Monday, 14 May 2012

The Delarre brothers' audience survives Folk on the Pier this time

As well as hovering over several hundred feet of choppy water, Cromer's Folk on the Pier festival had a marquee this year that was not on the pier. This was *a good thing* because sitting in a darkened auditorium when the weather was as fine as it was on Saturday would have been against nature's order.

One of the best things about it all was that as you sat inside, sunlight streaming through the tent flaps and a gentle breeze playing on the side of your face, listening perhaps to Katriona Gilmour and Jamie Roberts, or Harvey Andrews (who sings a song about driving in the middle lane that didn't seem to be a metaphor for anything), you would occasionally see the silhouettes of birds - swifts and the like - flying lengthways along the tent towards the cliff, like a particularly summery lantern show. I like Cromer.

One of the many reasons for this is that at the moment a friend of mine is its mayor (though only for two more weeks). His name is Greg Hayman and he recently "came out" in a radio interview as a Marxist. I assumed at first that he was messing around - I was in a Marxist politics department at Leeds University a long time ago and take everything to do with Marxism with a fistful of salt - but it turns out no... And this in turn endeared him to John Tams on Sunday evening when he greeted the People's Republic of Cromer from the stage during the Home Service set, asked whether its Marxist mayor was in the audience - he was - and then approved of the fact that he refuses to wear a chain of office, unless you include the one that Greg has fashioned from plastic crabs for special occasions. As I say, I like Cromer.

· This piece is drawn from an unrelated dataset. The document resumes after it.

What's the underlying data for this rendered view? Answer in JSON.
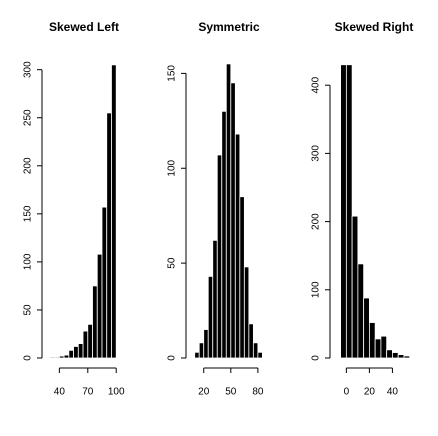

The Delarre Brothers, David and James, appeared in the marquee on Saturday, without a set list and slightly frayed after a long drive from Liverpool, where they'd played with Mawkin the night before.



They said that they're always pleasantly surprised when they get invited back to Cromer. "The first time we played here, about seven years ago, we killed one of the audience," said David.

Eh?

"Someone unfortunately had a heart attack while we were playing and, um, they didn't survive," he elucidated.

"The paramedics cracked open his chest as I was packing away my fiddle," added James. "And a few weeks later we got a letter from his widow, saying that she'd been enjoying the gig until her husband died. It was good that she didn't blame us."

Why on earth would she have blamed you?

"We were playing a fast one."


Btw I know for a fact that the box office at Cromer's Pavilion Theatre, at the end of the pier, has been trying quite hard to get through to Bellowhead's booking agent recently without much success. If anyone knows them perhaps they could give them a nudge? The venue sold £14,000 worth of tickets for next year's folk festival on Sunday alone, so there's evidently an appetite for this kind of thing in North Norfolk.